SANTA ANA – A man showed no emotion Monday when an Orange County jury recommended the death penalty for the rape, torture and murder of an 84-year-old widow after breaking into her Anaheim home in 2010.
The Superior Court jury of seven women and five men after a day and a half of deliberations agreed with Deputy District Attorney Ebrahim Baytieh that Anthony Darnell Wade’s crimes were “so devoid of humanity, so barbaric, so horrendous” that he deserved the maximum penalty.
Wade, 29, of Los Angeles took the witness stand against the advice of his attorneys and admitted to killing and raping Bessie Mae Whyman in the early morning hours of June 10, 2010.
Defense attorneys Lisa Eyanson and Andrew Nechaev conceded Wade’s guilt but argued that Wade did not torture the woman during the attack. Nechaev pleaded for mercy and sought life in prison without the possibility of parole for Wade, asking jurors to consider how Wade’s difficult upbringing and bipolar disorder influenced his actions.
But the jury in Judge James Stotler’s ninth-floor courtroom found after a two-week penalty phase that the aggravating circumstances of the slaying, his prior criminal convictions and other factors outweighed Wade’s unstable family life and other mitigating factors.
Lori Laucik, who was married to Whyman’s only son, Mark, for 18 years before he drowned in a river rafting accident on Mother’s Day in 1999, wept as the verdict was read.
She clutched a white angel teddy bear Whyman gave her daughter Trista Laucik, now 5, shortly before Whyman was murdered.
“It’s a very hard day for everybody,” Laucik said. “I feel that we can start getting a little peace. It’s been three-and-a-half years, and we haven’t been able to finish grieving. This case has been looming over us.”
Several members of the jury rushed out of the courtroom after the verdict with tears in their eyes. Many met with relatives of the Whyman family later in a conference room in the Orange County District Attorney’s Office.

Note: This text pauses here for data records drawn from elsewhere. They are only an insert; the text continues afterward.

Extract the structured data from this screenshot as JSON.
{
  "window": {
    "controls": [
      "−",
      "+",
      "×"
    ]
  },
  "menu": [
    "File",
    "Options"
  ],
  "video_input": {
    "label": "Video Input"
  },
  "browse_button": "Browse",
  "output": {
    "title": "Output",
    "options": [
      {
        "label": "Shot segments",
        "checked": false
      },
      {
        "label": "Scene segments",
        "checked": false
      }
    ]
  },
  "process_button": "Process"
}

Juror Charles Shields, 37, of Anaheim said there was a lot of emotion during the testimony and deliberations.
“We reviewed all the evidence several times, but it came down to the circumstances of the crime. I have never seen anything like it,” Shields said. “What he did to her was horrific.”
Shields said jurors also considered the effect on both the Whyman and Wade families.
In September, the jury convicted Wade of murder during a rape, robbery, burglary and with torture, setting the stage for the penalty phase, where its only decision was to recommend punishment: the death penalty or life in prison without the possibility of parole.
Crime scene photos of Whyman, whom loved ones called “Bebe,” brought some jurors and courtroom spectators to tears.
Baytieh, arguing for the death penalty, said Whyman “fought and fought and fought with a monster in her home,”
Wade, Baytieh told the jury, “forfeited the right to live” for the unimaginable “agony and terror” Whyman must have felt during the attack.
After the verdict, Baytieh said, “if there ever was a case that demanded the death penalty, this is it. … The things he did to her were just inhumane.”
In his confession, Wade said Whyman pleaded with him during the attack, “Please, don’t kill me.”
A pathologist testified Whyman sustained injuries to almost every part of her body, with multiple stab wounds, and most of her ribs were broken.
Whyman was in her high school band, loved music and used to play the piano as her husband, Glenn Whyman, sang. As one story went, her mother sold milk to pay for Whyman’s piano lessons. The couple was married for 56 years before Glenn Whyman died in 2007.
Afterward, Whyman became a fixture in her Anaheim neighborhood, always nattily dressed with her signature hats and on her three-wheel scooter, venturing out to stores with her dachshund Daisy tucked into the basket.
In his testimony, Wade said he did not know Whyman but targeted her after seeing the lone woman sleeping as he looked through her bedroom window. He said he ended up in Whyman’s neighborhood after leaving his child’s mother’s home about two miles away, transcripts of grand jury testimony show.
Baytieh said Wade tortured her using knives and a saw, washed off the murder weapons in a sink but took one knife with him that night, the prosecutor said.
That knife was later found to have Whyman’s DNA, just as Wade had the woman’s DNA on his body.
After the killing, Wade testified he went to a gas station, where he purchased cigarettes, a Red Bull and Swisher Sweets.
Baytieh said Wade drank champagne – a bottle he took from Whyman’s home – and smoked a cigar after the murder.